Ben Stokes, what a man!
Ben Stokes century leads England to epic Ashes-saving win at Headingley.
Ben Stokes' astonishing 135 not out repeated his World Cup heroics and gave England one of their greatest victories to keep the Ashes series against Australia alive.
Just as he dragged England through the super over against New Zealand, Stokes played one of the most incredible Test innings by an Englishman to level the series at 1-1.
In the chase of an England record 359 at a delirious Headingley, the home side still needed 73 when Stokes was joined by last man Jack Leach.
Like he did in his innings six weeks ago to the day at Lord's, Stokes launched a stunning solo assault.
He planted off-spinner Nathan Lyon for three sixes and followed that up by hitting Josh Hazlewood for four, six and six in three consecutive balls, during which point he passed 100.
With 17 needed to win, Stokes was dropped by a diving Marcus Harris. From the next over, Leach should have been run out, only for Lyon to fumble the ball and, from the very next delivery, Stokes could have been lbw, but Australia were out of reviews.
In the next over, Leach scrambled a single off Pat Cummins and, with one to win, Stokes hammered through the covers and sank to his knees in exhausted celebration.
It means the series is level with two matches to play, with the fourth Test at Old Trafford beginning on 4 September.
If the World Cup final was one of the most incredible games of cricket ever played, for the scale of its drama, tension and heart-stopping finish to be matched in the same summer is barely believable.
At the centre of both was Stokes, who added to his growing legend by single-handedly maintaining England's hopes of regaining the urn.
Not only that, but he added yet another classic memory to a ground steeped in Ashes history by matching the exploits of Ian Botham in 1981.
An expectant Headingley was full before play began and, even though at one stage England lost five wickets for 41 runs, as long as there was Stokes, there was hope.
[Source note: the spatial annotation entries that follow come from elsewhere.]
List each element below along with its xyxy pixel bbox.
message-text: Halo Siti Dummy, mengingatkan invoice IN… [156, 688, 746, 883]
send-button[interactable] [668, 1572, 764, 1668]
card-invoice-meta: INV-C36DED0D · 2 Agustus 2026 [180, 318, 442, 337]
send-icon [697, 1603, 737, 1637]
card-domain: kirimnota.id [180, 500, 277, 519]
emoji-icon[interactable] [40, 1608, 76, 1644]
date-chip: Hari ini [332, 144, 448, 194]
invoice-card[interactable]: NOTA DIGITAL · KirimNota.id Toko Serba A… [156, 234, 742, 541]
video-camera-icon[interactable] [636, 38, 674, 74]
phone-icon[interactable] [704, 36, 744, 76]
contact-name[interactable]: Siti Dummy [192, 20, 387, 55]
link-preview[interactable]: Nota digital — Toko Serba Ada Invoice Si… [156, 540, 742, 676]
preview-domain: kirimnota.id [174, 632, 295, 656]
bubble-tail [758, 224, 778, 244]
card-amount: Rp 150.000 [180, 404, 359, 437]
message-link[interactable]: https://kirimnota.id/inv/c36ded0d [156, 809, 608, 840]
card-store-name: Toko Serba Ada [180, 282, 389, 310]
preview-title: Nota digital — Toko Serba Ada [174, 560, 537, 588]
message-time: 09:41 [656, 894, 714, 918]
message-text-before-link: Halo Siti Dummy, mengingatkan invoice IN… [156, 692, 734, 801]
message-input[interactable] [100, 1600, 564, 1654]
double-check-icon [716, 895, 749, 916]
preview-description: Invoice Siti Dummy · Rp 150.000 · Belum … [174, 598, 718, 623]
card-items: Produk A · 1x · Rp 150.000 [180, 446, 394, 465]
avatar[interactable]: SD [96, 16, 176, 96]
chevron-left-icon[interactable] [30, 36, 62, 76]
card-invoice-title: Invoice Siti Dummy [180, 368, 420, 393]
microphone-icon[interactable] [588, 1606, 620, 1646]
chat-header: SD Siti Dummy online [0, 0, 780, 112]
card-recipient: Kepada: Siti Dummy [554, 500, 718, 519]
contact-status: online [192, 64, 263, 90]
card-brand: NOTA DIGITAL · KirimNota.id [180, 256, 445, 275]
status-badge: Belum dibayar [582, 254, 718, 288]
The noise gradually cranked up with every run added in his last-wicket partnership, the Western Terrace growing in celebration with each ball that Stokes dispatched into the crowd.
As the winning runs were scored, the noise released matched the magnitude of the achievement.
When Stokes summoned the energy to drag himself from the field, he paused and soaked up the adulation, once again as England's magnificent match-winner.
From 156-3 overnight, England lost Joe Root with only two added to his overnight 75, only for Jonny Bairstow to arrive and take the fight to Australia.
As of Saturday evening, Stokes was almost shotless - he scored only three off his first 73 balls and was dropped by David Warner at slip off Lyon on 34 - but was swept along with Bairstow in a fifth-wicket stand of 86.
However, Bairstow was caught at second slip just after lunch, Jos Buttler was run out in a mix-up with Stokes, Jofra Archer heaved into the hands of deep mid-wicket and Stuart Broad was trapped lbw. The game looked gone.
That was to discount Stokes, who switched from careful defence to clean striking, his strokeplay made all the more brilliant by the knowledge that one mistake would have ended the match.
At the other end Leach stoutly survived the one or two deliveries he was trusted to defend at the end of each over - his contribution to the partnership of 76 was one not out from 17 balls.
Stokes, though, was in one-day mode - his last 84 runs came from 67 balls. He lofted Lyon down the ground and then into the crowd with an outrageous reverse-sweep.
He heaved the pace bowlers into the leg side, but also picked gaps in the deep-set field and ran hard.
There was the drama of Harris' dropped catch at third man - almost identical to Simon Jones at Edgbaston in 2005 - Lyon's fumble when Leach was well short of his ground and the leg-before decision that should have accounted for Stokes when there was only two to win.
But Stokes was not to be denied and one of the most memorable moments in English cricket history was served up in the baking sunshine.
When they were dismantled for 67 on Friday, England looked to have wasted a golden opportunity to level the series.
Instead, they became only the third team in Test history to be bowled out for less than 70 in their first innings and go on to win, as well as setting up a grandstand battle in the final two matches.
Australia's premier batsman Steve Smith and England's all-time leading wicket-taker James Anderson are set to return for the fourth Test, the latter on his home ground.
If that match, or the finale at The Oval, can follow the fluctuations of the first three Tests - remember, Smith's brilliance won Australia the first and England were denied in the Lord's dark in the second - then the 2019 Ashes will be spoken of in the same breath as the 2005 series.
England cannot afford to lose either of the final two Tests, otherwise Australia will retain the urn.
England certainly have issues to address, but when Stokes plays like he did at Headingley, anything seems possible.
Do not let success go to your head and do not let failure get to your heart.